The `ResolverFactory` knows these types, and is able to fabricate suitable resolvers based on the source type.
This architecture makes it very easy for the community to create others package types, for instance, a `MercurialFsResolver`, `MercurialResolver`, `SvnResolver`, etc.
#### Worker
A worker responsible for limiting execution of parallel tasks.
The number of parallel tasks may be limited and configured per type.
This component will be a service that can be accessed to perform tasks.
------------
#### Constructor
`Worker(defaultConcurrency, types)`
The `defaultConcurrency` is the default maximum concurrent functions being run.

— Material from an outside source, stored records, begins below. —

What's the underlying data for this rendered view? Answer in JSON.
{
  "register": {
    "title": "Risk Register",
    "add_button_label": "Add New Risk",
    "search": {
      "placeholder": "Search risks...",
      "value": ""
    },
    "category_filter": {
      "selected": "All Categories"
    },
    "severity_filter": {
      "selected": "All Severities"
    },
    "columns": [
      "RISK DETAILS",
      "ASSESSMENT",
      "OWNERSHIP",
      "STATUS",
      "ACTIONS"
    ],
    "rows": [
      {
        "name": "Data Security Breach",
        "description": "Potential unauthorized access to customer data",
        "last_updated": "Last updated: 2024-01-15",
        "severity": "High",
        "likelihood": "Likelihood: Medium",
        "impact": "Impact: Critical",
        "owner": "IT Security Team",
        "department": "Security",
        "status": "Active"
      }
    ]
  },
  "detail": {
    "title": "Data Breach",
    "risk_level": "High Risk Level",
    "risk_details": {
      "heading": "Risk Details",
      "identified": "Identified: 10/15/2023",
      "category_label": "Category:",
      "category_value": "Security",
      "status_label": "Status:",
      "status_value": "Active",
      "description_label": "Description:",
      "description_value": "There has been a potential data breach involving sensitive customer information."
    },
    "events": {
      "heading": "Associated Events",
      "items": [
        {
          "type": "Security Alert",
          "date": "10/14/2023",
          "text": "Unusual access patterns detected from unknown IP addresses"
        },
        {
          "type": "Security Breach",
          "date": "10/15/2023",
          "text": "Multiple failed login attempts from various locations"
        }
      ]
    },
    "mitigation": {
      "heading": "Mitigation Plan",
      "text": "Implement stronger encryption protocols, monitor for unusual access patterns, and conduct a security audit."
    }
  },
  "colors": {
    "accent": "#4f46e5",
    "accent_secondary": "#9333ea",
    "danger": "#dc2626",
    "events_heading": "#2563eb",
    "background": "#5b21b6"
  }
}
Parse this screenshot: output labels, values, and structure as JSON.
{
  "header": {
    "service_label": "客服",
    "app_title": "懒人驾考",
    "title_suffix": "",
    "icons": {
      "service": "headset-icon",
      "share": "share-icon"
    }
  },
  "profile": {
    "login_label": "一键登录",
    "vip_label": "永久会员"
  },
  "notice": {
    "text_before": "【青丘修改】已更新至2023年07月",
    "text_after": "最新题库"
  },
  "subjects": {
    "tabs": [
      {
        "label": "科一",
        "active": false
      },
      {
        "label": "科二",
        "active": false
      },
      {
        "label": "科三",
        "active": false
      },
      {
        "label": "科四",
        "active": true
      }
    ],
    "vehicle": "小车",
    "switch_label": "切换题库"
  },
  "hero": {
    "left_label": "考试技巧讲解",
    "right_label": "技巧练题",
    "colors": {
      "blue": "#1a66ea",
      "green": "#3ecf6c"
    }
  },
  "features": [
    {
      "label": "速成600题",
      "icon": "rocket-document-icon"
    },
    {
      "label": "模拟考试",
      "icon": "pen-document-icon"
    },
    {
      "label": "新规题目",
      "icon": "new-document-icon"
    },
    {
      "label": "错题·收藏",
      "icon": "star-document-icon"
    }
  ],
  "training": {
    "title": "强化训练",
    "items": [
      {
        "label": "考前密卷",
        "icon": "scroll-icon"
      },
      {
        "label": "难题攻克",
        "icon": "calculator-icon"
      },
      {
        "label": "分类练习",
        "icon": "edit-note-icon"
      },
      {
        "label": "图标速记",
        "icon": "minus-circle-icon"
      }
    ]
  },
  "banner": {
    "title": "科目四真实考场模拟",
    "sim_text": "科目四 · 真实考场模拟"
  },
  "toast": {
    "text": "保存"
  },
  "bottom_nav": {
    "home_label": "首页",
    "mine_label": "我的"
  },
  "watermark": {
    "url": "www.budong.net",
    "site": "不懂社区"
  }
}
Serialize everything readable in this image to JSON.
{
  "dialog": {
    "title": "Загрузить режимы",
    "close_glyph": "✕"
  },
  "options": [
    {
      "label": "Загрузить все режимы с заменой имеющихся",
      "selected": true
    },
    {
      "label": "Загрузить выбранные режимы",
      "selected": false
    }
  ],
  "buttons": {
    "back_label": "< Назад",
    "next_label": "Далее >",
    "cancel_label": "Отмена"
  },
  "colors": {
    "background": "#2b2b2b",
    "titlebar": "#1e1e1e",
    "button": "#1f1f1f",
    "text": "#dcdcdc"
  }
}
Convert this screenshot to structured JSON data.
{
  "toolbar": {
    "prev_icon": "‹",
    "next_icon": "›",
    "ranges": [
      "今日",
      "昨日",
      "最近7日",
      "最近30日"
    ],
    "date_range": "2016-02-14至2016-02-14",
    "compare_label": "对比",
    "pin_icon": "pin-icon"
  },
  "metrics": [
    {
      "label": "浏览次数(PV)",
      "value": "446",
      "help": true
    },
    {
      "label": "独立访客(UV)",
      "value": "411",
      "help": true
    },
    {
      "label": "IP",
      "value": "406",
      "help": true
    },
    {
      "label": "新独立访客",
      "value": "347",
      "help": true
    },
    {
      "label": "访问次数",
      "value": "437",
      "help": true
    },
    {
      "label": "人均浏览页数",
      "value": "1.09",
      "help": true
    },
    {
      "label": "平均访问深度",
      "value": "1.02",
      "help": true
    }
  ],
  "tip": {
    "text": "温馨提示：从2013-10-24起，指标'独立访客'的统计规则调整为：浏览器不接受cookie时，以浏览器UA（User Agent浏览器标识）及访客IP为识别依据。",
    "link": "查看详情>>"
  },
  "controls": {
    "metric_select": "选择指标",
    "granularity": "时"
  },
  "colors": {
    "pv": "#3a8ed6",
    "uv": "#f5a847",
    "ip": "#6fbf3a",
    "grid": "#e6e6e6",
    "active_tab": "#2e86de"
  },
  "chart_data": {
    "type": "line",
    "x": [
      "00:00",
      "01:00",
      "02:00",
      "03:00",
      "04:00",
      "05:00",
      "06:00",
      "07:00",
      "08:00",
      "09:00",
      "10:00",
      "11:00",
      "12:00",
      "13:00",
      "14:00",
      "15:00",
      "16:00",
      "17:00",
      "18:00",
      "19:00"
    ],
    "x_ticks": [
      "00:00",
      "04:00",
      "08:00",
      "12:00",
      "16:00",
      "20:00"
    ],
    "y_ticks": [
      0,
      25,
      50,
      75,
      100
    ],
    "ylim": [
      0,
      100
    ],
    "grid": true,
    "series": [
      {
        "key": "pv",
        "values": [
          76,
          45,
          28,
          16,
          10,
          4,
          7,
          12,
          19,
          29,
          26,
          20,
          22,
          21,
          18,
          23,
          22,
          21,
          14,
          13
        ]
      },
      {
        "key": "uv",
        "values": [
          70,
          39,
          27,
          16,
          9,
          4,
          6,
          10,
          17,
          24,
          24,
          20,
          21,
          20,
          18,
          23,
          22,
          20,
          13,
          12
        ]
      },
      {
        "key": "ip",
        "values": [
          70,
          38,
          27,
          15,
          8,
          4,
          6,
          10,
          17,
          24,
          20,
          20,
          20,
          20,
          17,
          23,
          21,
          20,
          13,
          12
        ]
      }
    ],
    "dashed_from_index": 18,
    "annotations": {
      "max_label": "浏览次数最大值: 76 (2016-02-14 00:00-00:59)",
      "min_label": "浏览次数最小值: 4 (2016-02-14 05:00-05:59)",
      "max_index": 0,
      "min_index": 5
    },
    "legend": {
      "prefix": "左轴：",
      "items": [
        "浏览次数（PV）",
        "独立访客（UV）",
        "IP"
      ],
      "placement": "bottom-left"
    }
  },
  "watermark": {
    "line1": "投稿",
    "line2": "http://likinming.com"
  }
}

The `types` allows you to specify different concurrencies for different types.
Use `-1` to specify no limits.
Example:
```js
var worker = new Worker(15, {
'network_io': 10,
'disk_io': 50
});
```
------------
#### Public methods.
`Worker#enqueue(func, [type])`: Promise
Enqueues a function to be ran. The function is expected to return a promise or a value.
The returned promise is resolved when the function promise is also resolved.
The `type` argument is optional and can be a `string` or an array of `strings`.
Use it to specify the type(s) associated with the function.
If multiple types are specified, the function will only ran when a free slot of every type is found.
If no `type` is passed or is unknown, the `defaultConcurrency` is used.
`Worker#abort()`: Promise
Aborts all current work being done.
Returns a promise that is resolved when the current running functions finish to execute.
Any function that was in the queue waiting to be ran is removed immediately.